Considering we've gotten to the point that some 60 plus percent of folks in the United States want us out of Iraq now, the peace movement seems kind of anemic. Not that there isn't one, but instead of gaining momentum as public opinion has come to agree with it, demonstrations and other visible manifestations of opposition aren't grabbing center stage the way we might expect. This essay is not a slam at that peace movement; I have huge respect for its efforts, especially, nationally United for Peace and Justice and CodePink. But somehow we just aren't having the heft one might expect from something so popular.
Two smart thinkers from the Vietnam protest generation (my generation too, just to be clear) have recently weighed in on this question. At Tom Dispatch, Tom Engelhardt gave us a long, nuanced essay which I won't attempt to summarize, except to pull out three differences from the Vietnam era which he enumerates:
- no draft;
- young people of the 60s believed they could change the system in a way no one does today;
- and, however alienated they were, young people of the 60s believed they would be and should be listened to -- again, today, no one has that faith.
It seems to me that both these guys are on to something; go read both of them. And remember the context of consolidation of corporate media in which this all takes place.
And then join me in thinking about another difference from those long ago times that I think is shaping our current responses. Today's war is clearly branded as a Republican war. Vietnam started as a Democratic war and remained a bipartisan war pretty much throughout. By the time Nixon was elected with his "plan to end the war" which turned out to be to bomb his way to victory, both political parties seemed hopelessly implicated in the immoral carnage in Southeast Asia. There were antiwar folks who tried to bring the peace movement into the Democratic Party -- in 1966, the columnist Robert Scheer unsuccessfully primaried a Democratic Congressmen from Berkeley of all places, who like most good liberals of the era was gung ho for the war.

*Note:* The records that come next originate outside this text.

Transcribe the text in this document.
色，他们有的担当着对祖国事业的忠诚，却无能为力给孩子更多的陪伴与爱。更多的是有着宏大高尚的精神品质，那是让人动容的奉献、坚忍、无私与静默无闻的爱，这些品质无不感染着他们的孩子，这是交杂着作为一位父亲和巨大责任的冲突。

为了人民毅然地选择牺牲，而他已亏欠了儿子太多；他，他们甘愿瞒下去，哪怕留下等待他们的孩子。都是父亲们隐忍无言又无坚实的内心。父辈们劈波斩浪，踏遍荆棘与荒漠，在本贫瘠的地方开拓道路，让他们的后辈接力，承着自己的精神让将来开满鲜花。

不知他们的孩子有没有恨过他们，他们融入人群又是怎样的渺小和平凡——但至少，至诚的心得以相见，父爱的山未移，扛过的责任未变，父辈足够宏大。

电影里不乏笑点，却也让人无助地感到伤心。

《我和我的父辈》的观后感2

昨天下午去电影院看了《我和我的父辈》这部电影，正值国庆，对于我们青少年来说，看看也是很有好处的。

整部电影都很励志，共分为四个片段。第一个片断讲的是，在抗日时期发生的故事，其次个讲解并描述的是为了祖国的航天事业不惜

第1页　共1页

But serious anti-Vietnam war activists quickly concluded that the Democrats were not really much better than the Republicans. Certainly the party apparatus was not where they could most usefully put their energies. Because Vietnam was a Democratic war, a whole generation of smart political people dropped out of the electoral arena and into cultural and identity politics movements, into Third World-oriented Marxism, even simply off the grid, back to the land. The Democrats got the careerists and the unimaginative from the 1960s. It is probably only a slightly over-sweeping generalization to suggest that the Democratic Leadership Council set are very much the people who missed the boat in the 1960s and have never quite got over resenting the braver, more creative --if less materially successful-- members of their own generation.
Since Iraq is branded as a Republican war, the political dynamics play out differently today. Though Bush got bipartisan support to launch his war, it is relatively easy for contemporary Democratic politicians to distance themselves from it. And newly minted peace activists who were not formed by the Vietnam era look to the Democratic Party as the vehicle that will end it. Howard Dean brought a lot of them into the fold in 2003; the Lamont primary campaign showed they could win in a limited arena; winning a Democratic Congress in 2006 convinced many that they had found their right place in the struggle. And they didn't just shut up and go home -- they/we are still hammering that new Democratic Congress to cut off war funding.
The Democratic political blogosphere has given this new generation of peace activists a place to meet and created a culture that keeps us engaged. These folks are not (usually) hostile to the activist peace movement -- just peripheral. They are carrying out their own strategy for making peace -- by challenging and, they hope, becoming the Democratic Party. They know this won't be easy. BooMan laid it out recently:
He's worried that a Hillary Clinton nomination will stop the movement he is a part of -- and I think he should be. None of the Democratic candidates can be relied on to listen to pressure from the left, activist, base. But only Clinton can afford to completely ignore us, if not repress us.
I would hate it if it took a lousy Democratic administration to give the peace movement the energy it would need to once again seize center stage. But this could happen. Better we make the Dems stop this damn war now.